Os livros de história registram que o militarismo alemão foi uma das causas da Primeira Guerra Mundial, cujo início completou 100 anos no último dia 28. Imbuídas de espírito expansionista, as Forças Armadas não eram apenas influentes na condução do Estado. A população as admirava. O povo também cultuava outro valor caro aos militares: a autoridade rígida a um passo do autoritarismo. Quando a Alemanha deu os primeiros disparos, os comandantes da nação tiveram apoio popular para levar adiante a insanidade do conflito bélico. Porém, a Alemanha poderia ter aprendido, oito anos antes, o risco que é acreditar cegamente nos desígnios das autoridades. Não por meio da tragédia dos campos de batalha. Mas pela comédia.
Em 16 de outubro de 1906, um sapateiro gaiato de Berlim Wilhelm Voigt (ou Guilherme Voigt, na versão aportuguesada) pregou uma enorme peça no establishment alemão. Vestiu-se com um velho uniforme de capitão do Exército que havia comprado. Saiu, então, pelas ruas da cidade. Ao cruzar com um grupo de quatro soldados, deu ordem para que entrassem em forma e o seguissem. Os militares nunca haviam visto aquele capitão. Mas a hierarquia militar não é para ser questionada. E o sapateiro arrumou um séquito.

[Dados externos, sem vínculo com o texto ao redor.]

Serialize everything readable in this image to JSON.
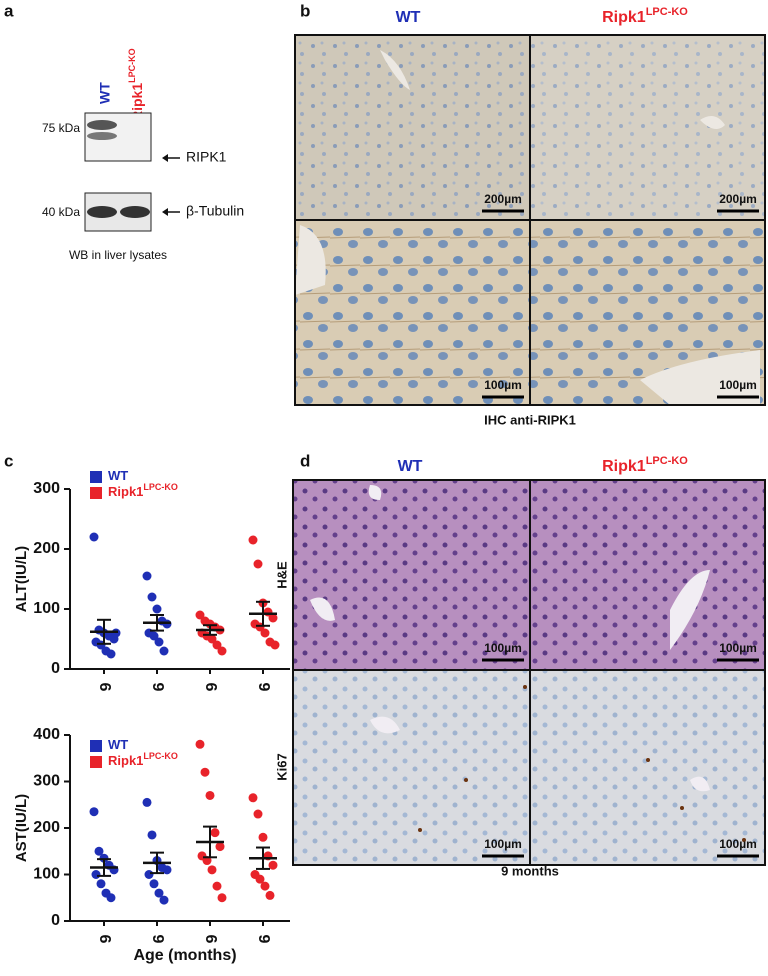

A tropa rumou então a Köpenick, pequena cidade nos arredores de Berlim. Lá, Voigt arregimentou mais três policiais para segui-lo na "missão". Todos se dirigiram à prefeitura, sem questionar o chefe. Na administração municipal, o sapateiro exigiu que lhe pagassem 4 mil marcos. O pedido era estranho. Mas autoridade é autoridade, afinal. O "capitão" recebeu o dinheiro, passou recibo e ainda mandou prender o prefeito.
O delírio do sapateiro durou seis horas. O capitão de Köpenick, como ficou conhecido, foi desmascarado e detido. A história, porém, estampou as manchetes dos jornais de toda a Europa e desmoralizou o militarismo alemão. Nem mesmo a condenação de Voigt a quatro anos de prisão amenizou o vexame. Ele cumpriu dois anos e saiu da cadeia como uma celebridade. Passou a ganhar a vida se apresentando pela Alemanha fantasiado de capitão.
Apesar disso, os alemães não lembraram da história ao seguir seus líderes nos eventos que levaram à Primeira Guerra. Tampouco evitaram embarcar, logo depois, num delírio coletivo ainda maior: o nazismo, que causou a Segunda Guerra. Não por acaso, os nazistas baniram uma peça teatral que encenava a farsa do capitão de Köpenick. Rir da autoridade era muito perigoso para a manutenção do sistema.
Este é o último de uma série de três artigos sobre os 100 anos da Primeira Guerra Mundial.